Atheros Communications, Inc. ("Atheros" or the Company) is a chipset manufacturer in the wired and wireless communications industry.
According to the Complaint filed February 10, 2011, on January 5, 2011, Atheros and Qualcomm issued a press release announcing that they had entered into a definitive Merger Agreement for Qualcomm to acquire Atheros, in a deal valued at approximately $3.2 billion (the "Merger"). Under the terms of the Merger, Atheros shareholders will receive $45.00 per share in cash for each share of Atheros they own.
Instead of allowing Atheros' shareholders to benefit from the Company's improving growth potential, the Merger will provide Qualcomm — while the Company's stock remains undervalued — with the ability to recognize the remarkable potential Atheros has as a company in the rapidly growing wireless market. In addition to the benefits conferred on Qualcomm to the detriment of the Company's shareholders, the Merger will also provide Atheros insiders with a windfall in the form of lucrative continued employment, change-of-control benefits, and the immediate cash-out of stock options and restricted stock units ("RSUs"), whether or not they are currently vested.

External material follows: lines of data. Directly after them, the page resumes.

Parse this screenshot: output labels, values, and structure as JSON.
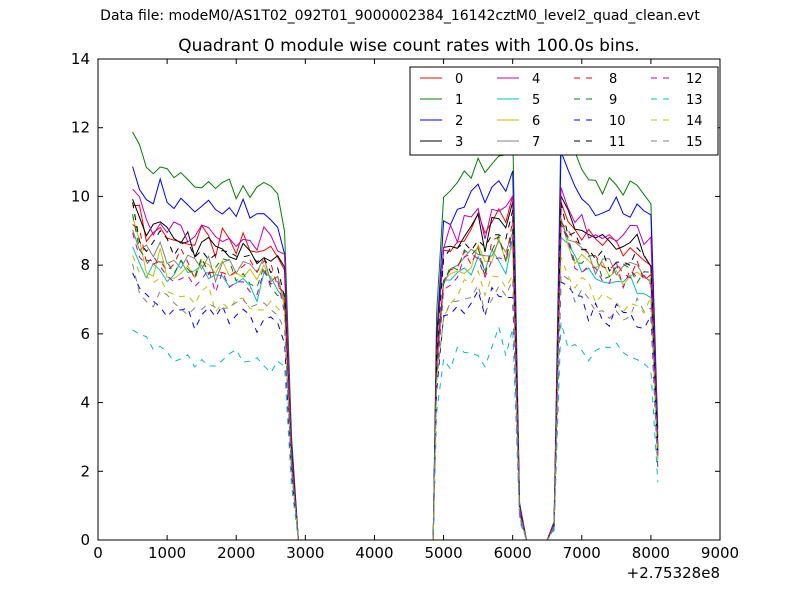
{
  "figure": {
    "suptitle": "Data file: modeM0/AS1T02_092T01_9000002384_16142cztM0_level2_quad_clean.evt"
  },
  "chart_data": {
    "type": "line",
    "title": "Quadrant 0 module wise count rates with 100.0s bins.",
    "xlabel": "",
    "ylabel": "",
    "x_offset_label": "+2.75328e8",
    "xlim": [
      0,
      9000
    ],
    "ylim": [
      0,
      14
    ],
    "xticks": [
      0,
      1000,
      2000,
      3000,
      4000,
      5000,
      6000,
      7000,
      8000,
      9000
    ],
    "yticks": [
      0,
      2,
      4,
      6,
      8,
      10,
      12,
      14
    ],
    "grid": false,
    "legend_placement": "top-right",
    "legend_columns": 4,
    "series": [
      {
        "name": "0",
        "color": "#ff0000",
        "dash": "solid",
        "level": 9.0
      },
      {
        "name": "1",
        "color": "#008000",
        "dash": "solid",
        "level": 10.8
      },
      {
        "name": "2",
        "color": "#0000ff",
        "dash": "solid",
        "level": 10.0
      },
      {
        "name": "3",
        "color": "#000000",
        "dash": "solid",
        "level": 9.0
      },
      {
        "name": "4",
        "color": "#bf00bf",
        "dash": "solid",
        "level": 9.3
      },
      {
        "name": "5",
        "color": "#00bfbf",
        "dash": "solid",
        "level": 7.9
      },
      {
        "name": "6",
        "color": "#bfbf00",
        "dash": "solid",
        "level": 8.1
      },
      {
        "name": "7",
        "color": "#808080",
        "dash": "solid",
        "level": 8.3
      },
      {
        "name": "8",
        "color": "#ff0000",
        "dash": "dashed",
        "level": 8.3
      },
      {
        "name": "9",
        "color": "#008000",
        "dash": "dashed",
        "level": 8.2
      },
      {
        "name": "10",
        "color": "#0000ff",
        "dash": "dashed",
        "level": 6.8
      },
      {
        "name": "11",
        "color": "#000000",
        "dash": "dashed",
        "level": 8.6
      },
      {
        "name": "12",
        "color": "#bf00bf",
        "dash": "dashed",
        "level": 8.0
      },
      {
        "name": "13",
        "color": "#00bfbf",
        "dash": "dashed",
        "level": 5.6
      },
      {
        "name": "14",
        "color": "#bfbf00",
        "dash": "dashed",
        "level": 7.4
      },
      {
        "name": "15",
        "color": "#808080",
        "dash": "dashed",
        "level": 7.1
      }
    ],
    "time_profile": {
      "x": [
        500,
        600,
        700,
        800,
        900,
        1000,
        1100,
        1200,
        1300,
        1400,
        1500,
        1600,
        1700,
        1800,
        1900,
        2000,
        2100,
        2200,
        2300,
        2400,
        2500,
        2600,
        2700,
        2800,
        2900,
        3000,
        3500,
        4000,
        4500,
        4850,
        4900,
        5000,
        5100,
        5200,
        5300,
        5400,
        5500,
        5600,
        5700,
        5800,
        5900,
        6000,
        6100,
        6200,
        6300,
        6400,
        6500,
        6600,
        6700,
        6800,
        6900,
        7000,
        7100,
        7200,
        7300,
        7400,
        7500,
        7600,
        7700,
        7800,
        7900,
        8000,
        8100
      ],
      "relative": [
        1.12,
        1.05,
        1.0,
        0.99,
        1.02,
        0.98,
        0.96,
        0.99,
        0.97,
        0.95,
        0.98,
        0.96,
        0.94,
        0.97,
        0.95,
        0.93,
        0.96,
        0.94,
        0.92,
        0.95,
        0.93,
        0.91,
        0.86,
        0.28,
        0.0,
        0.0,
        0.0,
        0.0,
        0.0,
        0.0,
        0.62,
        0.92,
        0.95,
        0.97,
        0.99,
        1.0,
        1.02,
        0.96,
        1.03,
        1.05,
        1.02,
        1.08,
        0.1,
        0.0,
        0.0,
        0.0,
        0.0,
        0.05,
        1.12,
        1.06,
        1.02,
        1.0,
        0.98,
        0.97,
        0.96,
        0.95,
        0.97,
        0.94,
        0.96,
        0.95,
        0.93,
        0.92,
        0.3
      ]
    },
    "legend_entries": [
      "0",
      "1",
      "2",
      "3",
      "4",
      "5",
      "6",
      "7",
      "8",
      "9",
      "10",
      "11",
      "12",
      "13",
      "14",
      "15"
    ]
  }
}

Moreover, the proposed acquisition is a coercive transaction designed to divest Atheros' shareholders of their interest in the Company without material information necessary to cast an informed vote in favor of the Merger.

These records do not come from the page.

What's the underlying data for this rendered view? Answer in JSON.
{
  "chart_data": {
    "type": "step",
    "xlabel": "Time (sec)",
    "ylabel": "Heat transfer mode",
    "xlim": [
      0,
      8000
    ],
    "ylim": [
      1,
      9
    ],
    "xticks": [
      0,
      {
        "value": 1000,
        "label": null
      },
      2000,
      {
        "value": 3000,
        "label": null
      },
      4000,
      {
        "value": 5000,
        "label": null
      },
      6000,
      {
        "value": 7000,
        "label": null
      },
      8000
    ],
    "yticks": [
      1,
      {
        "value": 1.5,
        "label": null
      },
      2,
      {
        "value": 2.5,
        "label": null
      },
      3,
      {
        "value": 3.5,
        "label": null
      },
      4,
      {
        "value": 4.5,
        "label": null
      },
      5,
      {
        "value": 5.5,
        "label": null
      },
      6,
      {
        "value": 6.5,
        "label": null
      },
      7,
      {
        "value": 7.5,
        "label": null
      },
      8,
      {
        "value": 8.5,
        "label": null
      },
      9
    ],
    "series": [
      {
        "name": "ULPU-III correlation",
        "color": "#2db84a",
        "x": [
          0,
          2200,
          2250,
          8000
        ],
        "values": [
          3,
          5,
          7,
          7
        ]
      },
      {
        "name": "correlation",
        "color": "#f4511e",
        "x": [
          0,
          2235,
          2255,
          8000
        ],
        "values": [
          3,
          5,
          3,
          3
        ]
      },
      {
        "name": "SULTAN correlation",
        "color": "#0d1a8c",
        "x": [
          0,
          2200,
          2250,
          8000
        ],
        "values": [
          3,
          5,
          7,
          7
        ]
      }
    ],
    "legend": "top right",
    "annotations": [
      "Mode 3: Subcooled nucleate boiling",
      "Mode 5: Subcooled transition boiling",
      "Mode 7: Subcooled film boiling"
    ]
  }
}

As such, the Merger, if consummated, will unlawfully divest Atheros' public stockholders of their holdings in the Company.

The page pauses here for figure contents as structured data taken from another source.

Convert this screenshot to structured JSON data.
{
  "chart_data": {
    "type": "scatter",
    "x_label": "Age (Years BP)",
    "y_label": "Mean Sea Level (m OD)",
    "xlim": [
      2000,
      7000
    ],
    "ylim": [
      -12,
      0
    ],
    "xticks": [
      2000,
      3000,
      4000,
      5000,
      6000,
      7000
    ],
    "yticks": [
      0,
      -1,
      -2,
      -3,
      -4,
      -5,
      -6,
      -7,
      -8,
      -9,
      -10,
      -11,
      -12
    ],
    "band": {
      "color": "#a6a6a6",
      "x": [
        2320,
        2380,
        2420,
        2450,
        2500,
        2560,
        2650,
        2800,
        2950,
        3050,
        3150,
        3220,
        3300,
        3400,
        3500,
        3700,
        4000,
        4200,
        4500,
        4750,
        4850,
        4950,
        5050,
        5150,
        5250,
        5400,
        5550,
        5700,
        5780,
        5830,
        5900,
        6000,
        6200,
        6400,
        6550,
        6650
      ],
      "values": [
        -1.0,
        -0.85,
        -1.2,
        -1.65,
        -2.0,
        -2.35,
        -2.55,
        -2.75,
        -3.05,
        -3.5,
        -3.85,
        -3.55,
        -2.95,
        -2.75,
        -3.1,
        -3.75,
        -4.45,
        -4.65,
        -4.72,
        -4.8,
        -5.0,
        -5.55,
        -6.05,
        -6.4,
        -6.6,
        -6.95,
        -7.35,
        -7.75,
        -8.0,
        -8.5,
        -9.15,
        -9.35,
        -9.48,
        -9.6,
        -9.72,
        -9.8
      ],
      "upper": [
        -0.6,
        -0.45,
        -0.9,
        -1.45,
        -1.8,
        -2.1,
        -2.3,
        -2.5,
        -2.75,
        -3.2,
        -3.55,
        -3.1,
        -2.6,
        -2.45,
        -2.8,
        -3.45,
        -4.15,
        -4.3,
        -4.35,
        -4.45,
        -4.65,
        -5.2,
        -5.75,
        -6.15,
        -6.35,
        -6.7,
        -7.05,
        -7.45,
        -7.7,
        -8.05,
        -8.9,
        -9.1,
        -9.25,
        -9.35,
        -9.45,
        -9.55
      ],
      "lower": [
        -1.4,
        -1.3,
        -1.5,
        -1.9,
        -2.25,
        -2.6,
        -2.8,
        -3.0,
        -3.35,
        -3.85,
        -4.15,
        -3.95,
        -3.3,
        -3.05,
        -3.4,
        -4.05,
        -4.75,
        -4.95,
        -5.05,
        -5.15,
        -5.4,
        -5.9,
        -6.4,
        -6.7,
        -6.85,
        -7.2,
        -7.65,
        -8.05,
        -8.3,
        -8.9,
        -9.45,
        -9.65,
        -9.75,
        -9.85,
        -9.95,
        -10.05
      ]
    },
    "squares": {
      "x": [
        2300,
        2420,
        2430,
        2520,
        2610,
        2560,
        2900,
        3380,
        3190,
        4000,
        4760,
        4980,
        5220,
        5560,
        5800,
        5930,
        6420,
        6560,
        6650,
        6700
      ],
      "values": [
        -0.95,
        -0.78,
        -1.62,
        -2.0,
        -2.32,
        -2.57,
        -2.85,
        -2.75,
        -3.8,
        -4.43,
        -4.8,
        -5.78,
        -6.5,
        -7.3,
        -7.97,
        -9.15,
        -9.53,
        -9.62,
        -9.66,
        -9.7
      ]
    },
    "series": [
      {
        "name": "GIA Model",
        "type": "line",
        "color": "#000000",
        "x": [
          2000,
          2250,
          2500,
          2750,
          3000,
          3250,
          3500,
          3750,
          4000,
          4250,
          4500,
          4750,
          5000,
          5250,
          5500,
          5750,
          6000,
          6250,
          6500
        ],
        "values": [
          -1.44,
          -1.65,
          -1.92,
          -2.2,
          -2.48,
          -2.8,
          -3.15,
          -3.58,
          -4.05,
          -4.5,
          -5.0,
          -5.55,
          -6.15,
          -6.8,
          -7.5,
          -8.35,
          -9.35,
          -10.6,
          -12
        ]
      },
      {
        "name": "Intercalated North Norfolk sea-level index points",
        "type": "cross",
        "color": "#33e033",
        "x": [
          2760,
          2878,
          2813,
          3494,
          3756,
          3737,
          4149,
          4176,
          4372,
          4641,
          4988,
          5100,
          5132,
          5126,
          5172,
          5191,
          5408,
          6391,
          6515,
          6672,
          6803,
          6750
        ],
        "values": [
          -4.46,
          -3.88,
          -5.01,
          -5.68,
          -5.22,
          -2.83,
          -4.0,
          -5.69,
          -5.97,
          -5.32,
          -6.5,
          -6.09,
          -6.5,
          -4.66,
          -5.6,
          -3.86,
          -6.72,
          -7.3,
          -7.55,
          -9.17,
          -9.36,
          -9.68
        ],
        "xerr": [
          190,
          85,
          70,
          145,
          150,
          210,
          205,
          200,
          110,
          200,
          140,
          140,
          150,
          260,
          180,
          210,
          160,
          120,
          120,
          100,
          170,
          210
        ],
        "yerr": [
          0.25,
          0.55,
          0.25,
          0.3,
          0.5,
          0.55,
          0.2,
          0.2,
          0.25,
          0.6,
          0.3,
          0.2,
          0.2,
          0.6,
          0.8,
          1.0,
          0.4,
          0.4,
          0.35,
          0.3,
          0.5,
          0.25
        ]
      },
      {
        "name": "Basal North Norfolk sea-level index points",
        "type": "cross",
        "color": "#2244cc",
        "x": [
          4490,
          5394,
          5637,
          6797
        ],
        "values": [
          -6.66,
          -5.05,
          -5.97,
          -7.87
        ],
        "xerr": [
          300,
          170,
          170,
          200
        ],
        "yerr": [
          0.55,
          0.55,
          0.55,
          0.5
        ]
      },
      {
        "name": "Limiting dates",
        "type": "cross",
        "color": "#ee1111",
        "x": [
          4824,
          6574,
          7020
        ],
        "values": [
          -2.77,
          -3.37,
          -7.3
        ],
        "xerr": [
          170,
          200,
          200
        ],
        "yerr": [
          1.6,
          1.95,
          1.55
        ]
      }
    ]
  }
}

In pursuing the unlawful plan to facilitate the Merger, each of the Defendants violated applicable law by directly breaching and/or aiding the other Defendants' breaches of their fiduciary duties of loyalty, due care, independence, good faith and fair dealing.
On April 11, 2011, the Defendants filed a motion to dismiss. The motion was dismissed as moot on June 25, 2011. The Plaintiffs are permitted to file an amended Complaint, which they did on June 30, 2011.
On December 12, 2011, Joel Krieger was appointed the lead Plaintiff and Faruqi & Faruqi, LLP as lead Counsel.
On May 29, 2012, the Court issued an order granting Defendants' motions to dismiss. Plaintiff’s claims under Section 14(a) and 20(a) of the Securities Exchange Act are dismissed without prejudice. Plaintiff’s equitable claim for attorneys’ fees and expenses is dismissed with prejudice. Because Plaintiff’s equitable claim for attorneys’ fees and expenses was the only claim asserted against Qualcomm and T Merger, these Defendants are dismissed with prejudice. Plaintiff may file an amended Complaint that addresses the deficiencies identified in this Order by June 21, 2012.
On June 13, 2012, the Court issued an order granting the stipulation for dismissal of this action. The Clerk was directed to close the file.